Maximization of the Integrand for Generalized Linear Gaussian Process Models
maxim.integrand.Rd
Maximizes the integrand function for Generalized Linear Gaussian Process Models (GLGPMs), which involves the evaluation of likelihood functions with spatially correlated random effects.
Usage
maxim.integrand(
y,
units_m,
mu,
Sigma,
ID_coords,
ID_re = NULL,
family,
sigma2_re = NULL,
hessian = FALSE,
gradient = FALSE
)
Arguments
- y
Response variable vector.
- units_m
Units of measurement for the response variable.
- mu
Mean vector of the response variable.
- Sigma
Covariance matrix of the spatial process.
- ID_coords
Indices mapping response to locations.
- ID_re
Indices mapping response to unstructured random effects.
- family
Distribution family for the response variable.

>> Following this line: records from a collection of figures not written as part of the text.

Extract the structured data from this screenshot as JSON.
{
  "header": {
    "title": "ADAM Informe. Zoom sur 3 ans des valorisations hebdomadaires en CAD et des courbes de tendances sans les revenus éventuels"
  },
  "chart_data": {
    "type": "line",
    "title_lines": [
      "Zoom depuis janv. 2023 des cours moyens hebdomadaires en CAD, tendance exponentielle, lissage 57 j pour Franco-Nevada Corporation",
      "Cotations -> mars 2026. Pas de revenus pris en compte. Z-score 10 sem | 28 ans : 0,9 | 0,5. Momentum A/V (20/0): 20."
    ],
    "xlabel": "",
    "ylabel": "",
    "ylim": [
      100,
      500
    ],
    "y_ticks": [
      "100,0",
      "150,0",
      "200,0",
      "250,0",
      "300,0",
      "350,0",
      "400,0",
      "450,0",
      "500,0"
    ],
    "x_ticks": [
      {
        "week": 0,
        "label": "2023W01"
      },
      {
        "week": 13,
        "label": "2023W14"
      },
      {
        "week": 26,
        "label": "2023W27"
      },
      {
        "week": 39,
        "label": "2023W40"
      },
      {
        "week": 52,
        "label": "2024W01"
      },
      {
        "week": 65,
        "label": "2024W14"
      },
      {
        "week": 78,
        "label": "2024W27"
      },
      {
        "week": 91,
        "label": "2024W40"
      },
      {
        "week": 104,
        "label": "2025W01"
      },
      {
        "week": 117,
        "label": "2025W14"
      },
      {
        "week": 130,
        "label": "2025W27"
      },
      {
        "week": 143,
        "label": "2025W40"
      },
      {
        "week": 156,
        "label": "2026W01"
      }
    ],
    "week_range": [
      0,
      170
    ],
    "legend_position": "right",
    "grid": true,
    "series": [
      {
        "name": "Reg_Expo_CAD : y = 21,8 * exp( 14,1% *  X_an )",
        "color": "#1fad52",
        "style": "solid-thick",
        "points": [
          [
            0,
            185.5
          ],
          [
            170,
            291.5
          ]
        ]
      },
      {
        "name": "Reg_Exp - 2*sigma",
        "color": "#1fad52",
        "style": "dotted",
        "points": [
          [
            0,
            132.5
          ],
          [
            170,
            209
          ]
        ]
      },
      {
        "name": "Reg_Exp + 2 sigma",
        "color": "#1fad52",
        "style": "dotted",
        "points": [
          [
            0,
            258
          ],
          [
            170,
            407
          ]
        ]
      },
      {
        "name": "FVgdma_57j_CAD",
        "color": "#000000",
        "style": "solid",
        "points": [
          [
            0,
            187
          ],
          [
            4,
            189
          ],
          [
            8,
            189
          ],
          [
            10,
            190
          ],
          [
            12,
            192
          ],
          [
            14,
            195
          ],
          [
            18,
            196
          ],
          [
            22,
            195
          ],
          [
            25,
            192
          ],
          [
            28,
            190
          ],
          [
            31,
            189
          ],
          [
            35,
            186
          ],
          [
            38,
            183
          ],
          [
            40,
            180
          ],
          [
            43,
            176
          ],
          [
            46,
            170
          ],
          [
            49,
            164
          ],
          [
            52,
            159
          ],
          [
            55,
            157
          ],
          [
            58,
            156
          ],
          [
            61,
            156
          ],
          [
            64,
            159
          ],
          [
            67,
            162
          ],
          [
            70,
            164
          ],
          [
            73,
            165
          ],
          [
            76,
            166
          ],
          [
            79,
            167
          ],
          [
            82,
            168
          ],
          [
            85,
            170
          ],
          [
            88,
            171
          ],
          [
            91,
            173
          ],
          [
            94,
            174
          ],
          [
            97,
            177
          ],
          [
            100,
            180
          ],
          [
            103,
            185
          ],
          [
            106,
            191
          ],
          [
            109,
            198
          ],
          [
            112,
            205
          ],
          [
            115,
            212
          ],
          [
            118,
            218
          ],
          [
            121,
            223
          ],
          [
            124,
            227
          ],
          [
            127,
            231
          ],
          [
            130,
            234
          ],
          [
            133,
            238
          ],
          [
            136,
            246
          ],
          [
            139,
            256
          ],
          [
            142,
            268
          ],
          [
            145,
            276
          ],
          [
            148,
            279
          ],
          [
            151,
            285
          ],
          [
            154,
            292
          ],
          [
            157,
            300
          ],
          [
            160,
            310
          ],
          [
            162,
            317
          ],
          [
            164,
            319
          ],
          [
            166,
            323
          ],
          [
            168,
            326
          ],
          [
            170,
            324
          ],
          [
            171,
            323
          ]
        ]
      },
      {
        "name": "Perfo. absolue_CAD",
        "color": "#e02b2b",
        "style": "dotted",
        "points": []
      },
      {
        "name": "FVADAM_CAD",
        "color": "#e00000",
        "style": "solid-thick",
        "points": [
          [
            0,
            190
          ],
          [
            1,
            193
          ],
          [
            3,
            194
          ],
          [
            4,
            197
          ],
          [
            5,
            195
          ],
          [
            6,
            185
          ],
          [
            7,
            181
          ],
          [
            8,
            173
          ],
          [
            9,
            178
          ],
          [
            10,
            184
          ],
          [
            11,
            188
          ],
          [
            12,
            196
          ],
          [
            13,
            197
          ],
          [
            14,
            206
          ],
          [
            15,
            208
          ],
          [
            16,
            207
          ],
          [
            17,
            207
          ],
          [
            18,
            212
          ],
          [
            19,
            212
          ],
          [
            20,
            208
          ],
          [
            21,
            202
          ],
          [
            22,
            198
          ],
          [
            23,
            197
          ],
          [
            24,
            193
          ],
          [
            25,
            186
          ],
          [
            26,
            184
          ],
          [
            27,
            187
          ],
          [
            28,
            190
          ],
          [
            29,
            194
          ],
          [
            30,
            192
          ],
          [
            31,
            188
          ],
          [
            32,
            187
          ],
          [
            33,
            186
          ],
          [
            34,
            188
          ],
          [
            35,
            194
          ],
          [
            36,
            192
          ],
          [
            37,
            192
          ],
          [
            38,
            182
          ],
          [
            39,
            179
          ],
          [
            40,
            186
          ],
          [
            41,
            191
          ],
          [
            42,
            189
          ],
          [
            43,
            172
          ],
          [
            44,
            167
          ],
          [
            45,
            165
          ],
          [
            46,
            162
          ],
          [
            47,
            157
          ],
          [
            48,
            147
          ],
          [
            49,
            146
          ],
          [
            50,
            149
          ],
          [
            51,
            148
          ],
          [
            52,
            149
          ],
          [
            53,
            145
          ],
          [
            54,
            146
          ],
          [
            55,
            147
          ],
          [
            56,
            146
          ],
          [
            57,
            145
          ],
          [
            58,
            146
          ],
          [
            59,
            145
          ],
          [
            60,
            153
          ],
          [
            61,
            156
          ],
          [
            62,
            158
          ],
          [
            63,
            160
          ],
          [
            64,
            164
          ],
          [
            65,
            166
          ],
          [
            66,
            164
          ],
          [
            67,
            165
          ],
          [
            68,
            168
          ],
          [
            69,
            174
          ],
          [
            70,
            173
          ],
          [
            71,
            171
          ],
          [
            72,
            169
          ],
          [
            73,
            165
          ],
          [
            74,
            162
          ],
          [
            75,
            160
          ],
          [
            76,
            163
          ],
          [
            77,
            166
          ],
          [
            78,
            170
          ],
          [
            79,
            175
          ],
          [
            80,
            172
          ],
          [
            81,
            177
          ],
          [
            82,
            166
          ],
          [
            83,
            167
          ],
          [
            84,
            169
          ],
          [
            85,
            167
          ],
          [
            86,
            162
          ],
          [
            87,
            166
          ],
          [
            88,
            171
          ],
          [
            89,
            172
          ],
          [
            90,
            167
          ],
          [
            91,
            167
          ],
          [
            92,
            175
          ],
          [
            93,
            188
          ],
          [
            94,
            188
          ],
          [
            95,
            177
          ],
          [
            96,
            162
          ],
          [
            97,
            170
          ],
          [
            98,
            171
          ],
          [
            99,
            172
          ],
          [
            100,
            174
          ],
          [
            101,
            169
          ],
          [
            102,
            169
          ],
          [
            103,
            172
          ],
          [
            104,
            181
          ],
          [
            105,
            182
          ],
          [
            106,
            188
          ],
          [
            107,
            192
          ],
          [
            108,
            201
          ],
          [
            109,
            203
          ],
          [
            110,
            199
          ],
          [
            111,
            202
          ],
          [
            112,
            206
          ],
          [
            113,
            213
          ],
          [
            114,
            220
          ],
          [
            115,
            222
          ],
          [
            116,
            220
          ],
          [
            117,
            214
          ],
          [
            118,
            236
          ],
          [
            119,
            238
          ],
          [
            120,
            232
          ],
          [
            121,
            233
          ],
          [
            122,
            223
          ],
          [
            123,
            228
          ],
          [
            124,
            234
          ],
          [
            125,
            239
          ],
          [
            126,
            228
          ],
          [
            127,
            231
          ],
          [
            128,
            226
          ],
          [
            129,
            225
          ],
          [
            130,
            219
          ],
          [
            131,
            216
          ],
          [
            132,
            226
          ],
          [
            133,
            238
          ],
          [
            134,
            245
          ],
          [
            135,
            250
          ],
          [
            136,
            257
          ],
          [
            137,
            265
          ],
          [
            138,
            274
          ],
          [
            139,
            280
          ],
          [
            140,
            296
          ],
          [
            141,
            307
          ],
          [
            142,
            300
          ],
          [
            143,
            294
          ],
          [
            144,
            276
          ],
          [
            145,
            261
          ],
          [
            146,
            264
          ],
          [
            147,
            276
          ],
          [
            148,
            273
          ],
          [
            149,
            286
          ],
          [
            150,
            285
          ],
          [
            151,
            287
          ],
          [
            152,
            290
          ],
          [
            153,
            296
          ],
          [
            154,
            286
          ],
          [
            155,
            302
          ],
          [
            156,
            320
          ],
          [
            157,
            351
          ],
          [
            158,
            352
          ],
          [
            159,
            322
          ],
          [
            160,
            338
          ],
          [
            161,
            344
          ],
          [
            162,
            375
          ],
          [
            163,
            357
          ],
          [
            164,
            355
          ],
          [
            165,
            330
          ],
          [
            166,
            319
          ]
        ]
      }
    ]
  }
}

Must be one of 'gaussian', 'binomial', or 'poisson'.
- sigma2_re
Variance of the unstructured random effects.
- hessian
Logical; if TRUE, compute the Hessian matrix.
- gradient
Logical; if TRUE, compute the gradient vector.
Details
This function maximizes the integrand for GLGPMs using the Nelder-Mead optimization algorithm. It computes the likelihood function incorporating spatial covariance and unstructured random effects, if provided.
The integrand includes terms for the spatial process (Sigma), unstructured random effects (sigma2_re), and the likelihood function (llik) based on the specified distribution family ('gaussian', 'binomial', or 'poisson').